D’autres indices sont aussi suggestifs. Ainsi, c’est son frère à peine plus âgé qu’elle – elle l’appelle affectueusement «petit père» – qui s’est occupé d’elle et s’est chargé de financer ses études secondaires à Port-au-Prince, à 150 km d’Arnault. Plus tard, lors de son stage d’infirmière, elle avouera aussi avoir eu du mal à supporter le spectacle de la malnutrition des enfants. «Mais c’est le lot commun de la profession. On se fait une raison…»

Le rêve américain
En 1978, Eunide Gachoud n’envisage pas pour autant de quitter son pays, sinon pour les Etats-Unis, et seulement pour y passer des vacances. Sitôt ses premiers salaires perçus, elle fait une demande de visa. Refusé: «Je gagnais trop peu. On supposait que je ne reviendrais pas à Haïti.» A la même époque, une amie lui apprend qu’elle a obtenu une place à l’hôpital de Châtel-St-Denis, mais qu’elle ne pourra pas honorer son contrat. Elle cherche une remplaçante…
«Il manquait d’infirmières en Suisse et beaucoup d’Haïtiennes postulaient, explique la conteuse. C’était une mode. Elles se passaient les adresses. Travailler à Châtel n’était pas vraiment dans mes plans, mais mon amie me pressait. J’ai fini par faire mes offres. Un voyage, c’est toujours bon! Je savais seulement que la Suisse était la patrie du chocolat et un pays riche.
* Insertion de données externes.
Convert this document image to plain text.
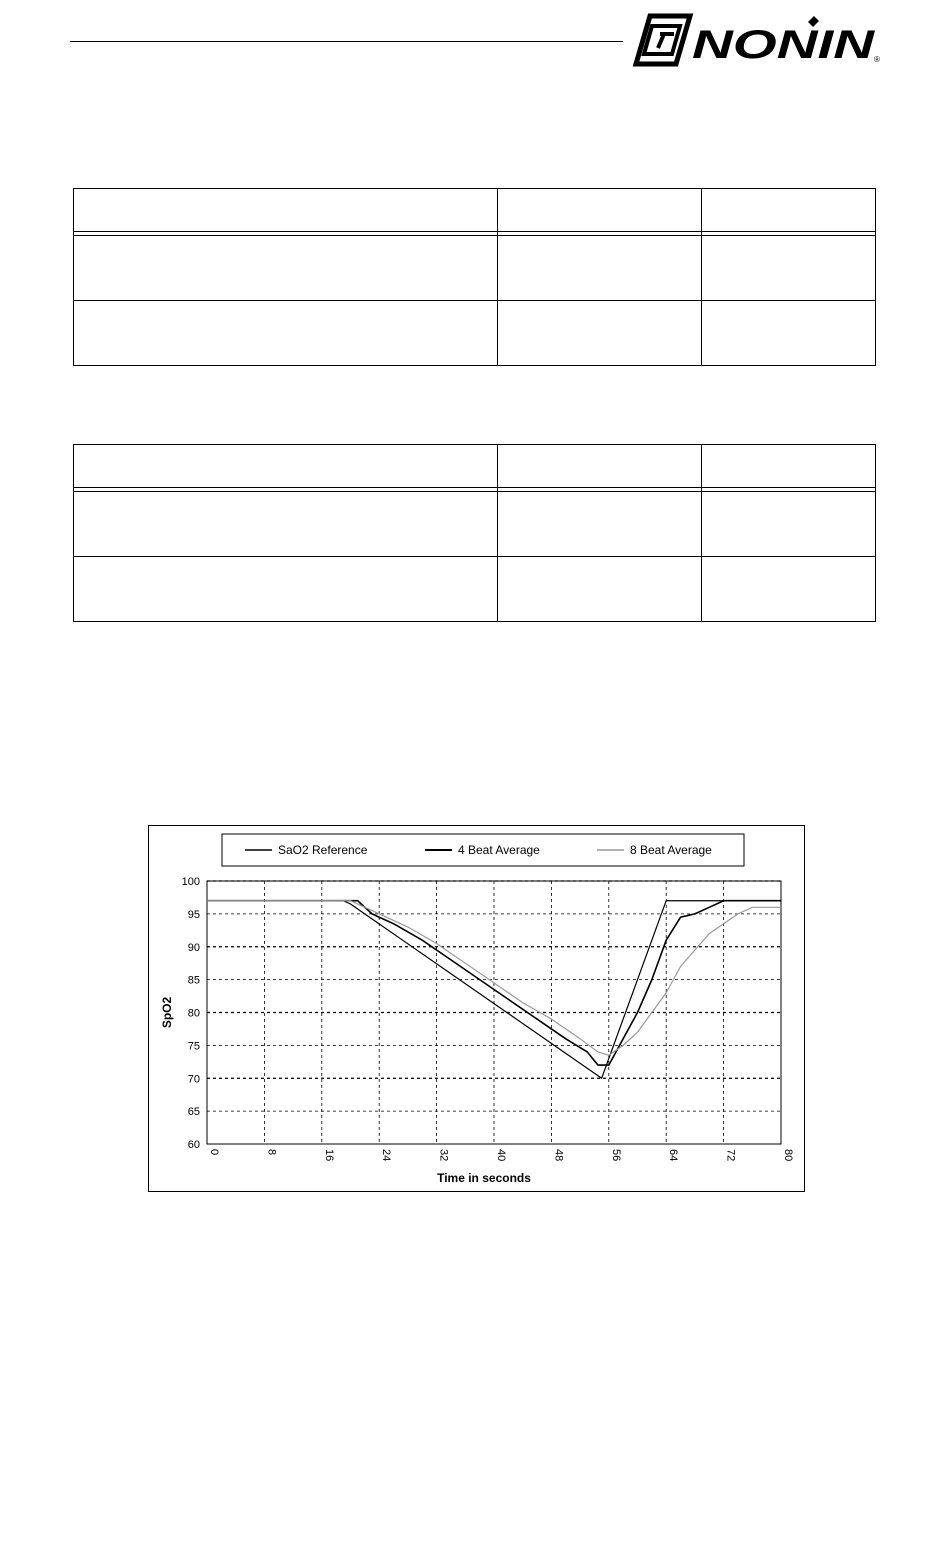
NONIN
®

100
95
90
85
80
75
70
65
60
0	8	16	24	32	40	48	56	64	72	80
Time in seconds
SpO2
SaO2 Reference	4 Beat Average	8 Beat Average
Avec ce que je gagnais à Haïti, je ne pouvais pas espérer fonder une famille…» Contrat en poche, Eunide Gachoud n’en démord pas pour autant: elle reformule sa demande de visa pour les USA et l’obtient. Elle en profitera pour acheter le manteau et les bottes (une première) qu’elle portera, en février 1979, en débarquant à l’aéroport de Genève.

Le mal du pays
«A mon arrivée, j’ai été étonnée en bien: le chauffeur de bus s’est mis en quatre pour moi. Ça m’a donné confiance.» L’intégration d’Eunide Gachoud passe ensuite essentiellement par le travail à l’hôpital, qui emploie à l’époque quantité de Canadiennes, de Sud-Américaines et de Portugaises. «Le soir, dans ma petite chambre, j’avais le mal du pays et je n’hésitais pas, les week-ends, à faire des kilomètres pour retrouver des compatriotes à Genève ou à Delémont.»
C’est à l’hôpital aussi qu’elle rencontre Marcel, passionné d’Haïti, qui lui fera troquer son nom de famille, Jean-Louis, pour celui de Gachoud. «Il était venu pour une entorse, juste avant un voyage à Haïti. Plus tard, il est revenu pour une appendicite. On a parlé d’Haïti. On s’est revus. Et voilà. Il m’a fait découvrir la région et la Suisse.» Association de parents, ludothèque, club de volleyball: les besoins des enfants se chargeront, de fil en aiguille, d’affermir les liens d’Eunide Gachoud avec la région, même si elle travaille depuis 1980 à l’Hôpital de la Riviera, à Montreux.

Intégrée, pas assimilée
«Je suis intégrée, mais pas assimilée, précise-t-elle. On pourrait dire que je suis moitié-moitié, puisque j’ai passé 25 ans en Haïti et 26 ans en Suisse. Mais je suis restée très haïtienne, même si j’ai perdu cette nationalité. Et je me suis toujours considérée comme l’égale d’autrui: je suis, pour ainsi dire, la négritude personnifiée! C’est seulement dans les années 1990 que je me suis sentie étrangère en Suisse, lorsque les mentalités ont changé. On a mis tous les Noirs dans le même panier, avec certains réfugiés. Depuis, j’ai parfois subi des commentaires, notamment lors d’une fête de lutte, mais je ne suis pas rancunière. Par contre, mes enfants ont eu droit à quelques “Retourne chez toi”, alors qu’ils sont nés en Suisse!»
Retourner s’établir en Haïti, Eunide Gachoud y a-t-elle songé? «Nous l’avons souvent envisagé avec mon mari, mais la situation politique est trop instable, explique-t-elle. Et puis, je me sens bien en Suisse et j’aime mon travail.»

De l’eau potable
Le décès de sa mère, en 2003, a pourtant réveillé de vieux démons: «J’ai toujours voulu faire quelque chose pour Arnault, ce coin de terre qui m’a vue naître, où il y avait une sorte de liberté et d’harmonie. J’y ai rencontré un jeune curé qui souhaite amener de l’eau potable au village depuis une source située à une quinzaine de kilomètres, dans la montagne. J’en ai parlé à ma fille Régine, et nous avons fondé l’association Ménicia, pour collecter des fonds et participer à la coordination de cette action.» Sur place, le prêtre, un comité et une équipe d’une ONG luxembourgeoise sont prêts à collaborer. Coût de l’opération? Entre 150000 et 200000 francs, chiffres qui attendent d’être confirmés par un devis. Pour l’heure, l’association a réuni environ 40000 francs. «Les choses avancent, lentement mais sûrement», sourit la Haïtienne.